"Jika kamu ingin mengubah dunia, mulailah dari rumahmu. Tapi jangan berhenti disana."
Kami memulai langkah dari kampung kecil di sudut Depok. Dengan papan nama seadanya, ruang belajar tanpa AC, dan mimpi yang lebih besar dari modal. Tapi siapa sangka, dari ruang sempit itu, gelombang perubahan mulai menyebar.
Anak-anak yang dulu malu bicara, kini jadi pembicara muda di berbagai forum. Produk lokal buatan siswa mulai masuk pasar digital. Dan yang paling menyentuh: kurikulum Tahfidzpreneur kami mulai diadopsi oleh lembaga lain.

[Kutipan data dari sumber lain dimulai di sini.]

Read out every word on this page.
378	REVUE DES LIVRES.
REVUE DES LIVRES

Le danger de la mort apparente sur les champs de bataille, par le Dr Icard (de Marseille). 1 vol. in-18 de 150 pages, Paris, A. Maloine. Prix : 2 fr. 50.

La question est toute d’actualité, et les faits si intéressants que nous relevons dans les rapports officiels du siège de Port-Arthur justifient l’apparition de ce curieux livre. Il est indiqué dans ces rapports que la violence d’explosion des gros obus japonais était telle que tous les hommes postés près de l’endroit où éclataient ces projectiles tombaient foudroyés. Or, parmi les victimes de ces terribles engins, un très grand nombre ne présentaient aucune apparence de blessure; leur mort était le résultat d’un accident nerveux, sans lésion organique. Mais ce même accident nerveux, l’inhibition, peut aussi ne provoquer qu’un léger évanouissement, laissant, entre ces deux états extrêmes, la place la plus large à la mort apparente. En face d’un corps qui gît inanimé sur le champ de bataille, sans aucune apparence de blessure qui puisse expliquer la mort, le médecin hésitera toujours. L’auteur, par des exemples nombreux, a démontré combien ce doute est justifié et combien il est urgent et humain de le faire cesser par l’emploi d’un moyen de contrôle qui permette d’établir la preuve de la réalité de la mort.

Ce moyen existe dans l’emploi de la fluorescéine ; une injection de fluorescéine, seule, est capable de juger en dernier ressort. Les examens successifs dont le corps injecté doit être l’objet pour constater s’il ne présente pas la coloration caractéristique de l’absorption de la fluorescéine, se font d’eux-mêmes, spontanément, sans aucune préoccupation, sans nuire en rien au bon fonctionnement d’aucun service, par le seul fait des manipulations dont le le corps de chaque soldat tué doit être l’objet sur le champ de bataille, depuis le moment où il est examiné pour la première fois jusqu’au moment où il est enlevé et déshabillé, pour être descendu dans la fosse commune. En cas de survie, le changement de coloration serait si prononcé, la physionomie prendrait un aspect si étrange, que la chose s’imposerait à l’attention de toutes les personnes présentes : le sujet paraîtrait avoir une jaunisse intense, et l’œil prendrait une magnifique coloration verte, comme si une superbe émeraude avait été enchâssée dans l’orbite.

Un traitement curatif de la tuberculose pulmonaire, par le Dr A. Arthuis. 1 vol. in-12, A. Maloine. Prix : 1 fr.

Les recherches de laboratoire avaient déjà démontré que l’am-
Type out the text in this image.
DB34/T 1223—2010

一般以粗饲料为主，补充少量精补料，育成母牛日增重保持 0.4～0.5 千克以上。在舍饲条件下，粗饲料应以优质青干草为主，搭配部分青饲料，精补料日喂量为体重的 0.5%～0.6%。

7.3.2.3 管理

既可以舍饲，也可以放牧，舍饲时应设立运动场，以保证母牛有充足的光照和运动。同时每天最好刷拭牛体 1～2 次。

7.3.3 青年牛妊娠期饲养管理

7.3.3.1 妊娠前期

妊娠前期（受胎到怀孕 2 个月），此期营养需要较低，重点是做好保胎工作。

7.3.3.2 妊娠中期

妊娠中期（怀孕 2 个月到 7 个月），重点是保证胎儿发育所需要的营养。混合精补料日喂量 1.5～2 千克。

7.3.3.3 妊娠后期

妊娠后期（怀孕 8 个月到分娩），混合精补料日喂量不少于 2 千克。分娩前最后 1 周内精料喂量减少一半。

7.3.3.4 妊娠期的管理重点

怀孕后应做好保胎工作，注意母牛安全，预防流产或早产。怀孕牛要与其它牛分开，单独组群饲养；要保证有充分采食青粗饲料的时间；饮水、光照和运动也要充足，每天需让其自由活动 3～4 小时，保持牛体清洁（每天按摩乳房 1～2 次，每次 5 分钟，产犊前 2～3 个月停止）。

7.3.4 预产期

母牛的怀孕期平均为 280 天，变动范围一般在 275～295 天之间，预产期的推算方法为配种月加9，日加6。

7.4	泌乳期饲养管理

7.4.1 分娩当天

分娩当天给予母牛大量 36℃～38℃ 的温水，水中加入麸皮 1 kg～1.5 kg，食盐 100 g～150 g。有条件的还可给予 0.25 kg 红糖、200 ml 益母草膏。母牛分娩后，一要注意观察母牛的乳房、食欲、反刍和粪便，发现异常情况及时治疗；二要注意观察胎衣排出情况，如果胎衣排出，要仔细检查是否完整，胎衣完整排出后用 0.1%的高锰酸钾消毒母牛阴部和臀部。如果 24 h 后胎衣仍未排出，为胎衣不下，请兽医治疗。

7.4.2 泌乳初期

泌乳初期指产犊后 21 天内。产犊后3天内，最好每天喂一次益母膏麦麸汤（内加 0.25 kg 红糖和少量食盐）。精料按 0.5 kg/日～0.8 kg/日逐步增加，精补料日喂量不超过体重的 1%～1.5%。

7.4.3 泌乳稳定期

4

Dari lokal, kami mulai menjejak lintas daerah.
Dari kelas kecil, kami menapaki pentas nasional.
Dan kini, kami memandang cakrawala: ke arah global.
Mimpi Global, Akar Tetap Lokal
Kami tidak ingin meninggalkan akar. Justru dari nilai-nilai lokal dan kearifan Qur’ani, kami belajar membangun pondasi kuat. Dalam setiap ekspansi program, kami tekankan prinsip:
- Akhlak di atas segalanya
- Identitas Islam sebagai kekuatan, bukan sekat
- Kearifan lokal sebagai sumber inovasi
Ketika satu siswa kami menyampaikan ilmunya di forum pemuda ASEAN, kami sadar: anak-anak kita layak tampil di dunia. Asal disiapkan dari awal, dengan karakter kuat dan keterampilan nyata.
Alumni Menjadi Duta
Kami mulai menggerakkan alumni untuk menjadi duta perubahan di daerah masing-masing. Beberapa di antaranya:
Membuka studio kreatif berbasis dakwah digital
Menjadi pelatih UMKM perempuan di desanya
Menginisiasi sekolah informal untuk anak-anak marginal
Menjadi relawan bisnis syariah lintas negara
Mereka bukan sekadar alumni. Mereka adalah bukti bahwa pendidikan yang membumi bisa menghasilkan generasi yang mendunia.
Kolaborasi Internasional
Kami sadar, untuk mengglobal, kami harus membuka diri. Maka kami mulai menjalin koneksi:
Dengan komunitas pengusaha muda muslim di Malaysia
Dengan lembaga pendidikan Islam progresif di Jepang
Dengan diaspora Indonesia yang peduli pendidikan dan kewirausahaan
Beberapa mitra luar negeri mulai tertarik mempelajari pendekatan Tahfidzpreneur, bagaimana nilai-nilai Qur’an bisa melahirkan pengusaha muda yang tangguh dan jujur.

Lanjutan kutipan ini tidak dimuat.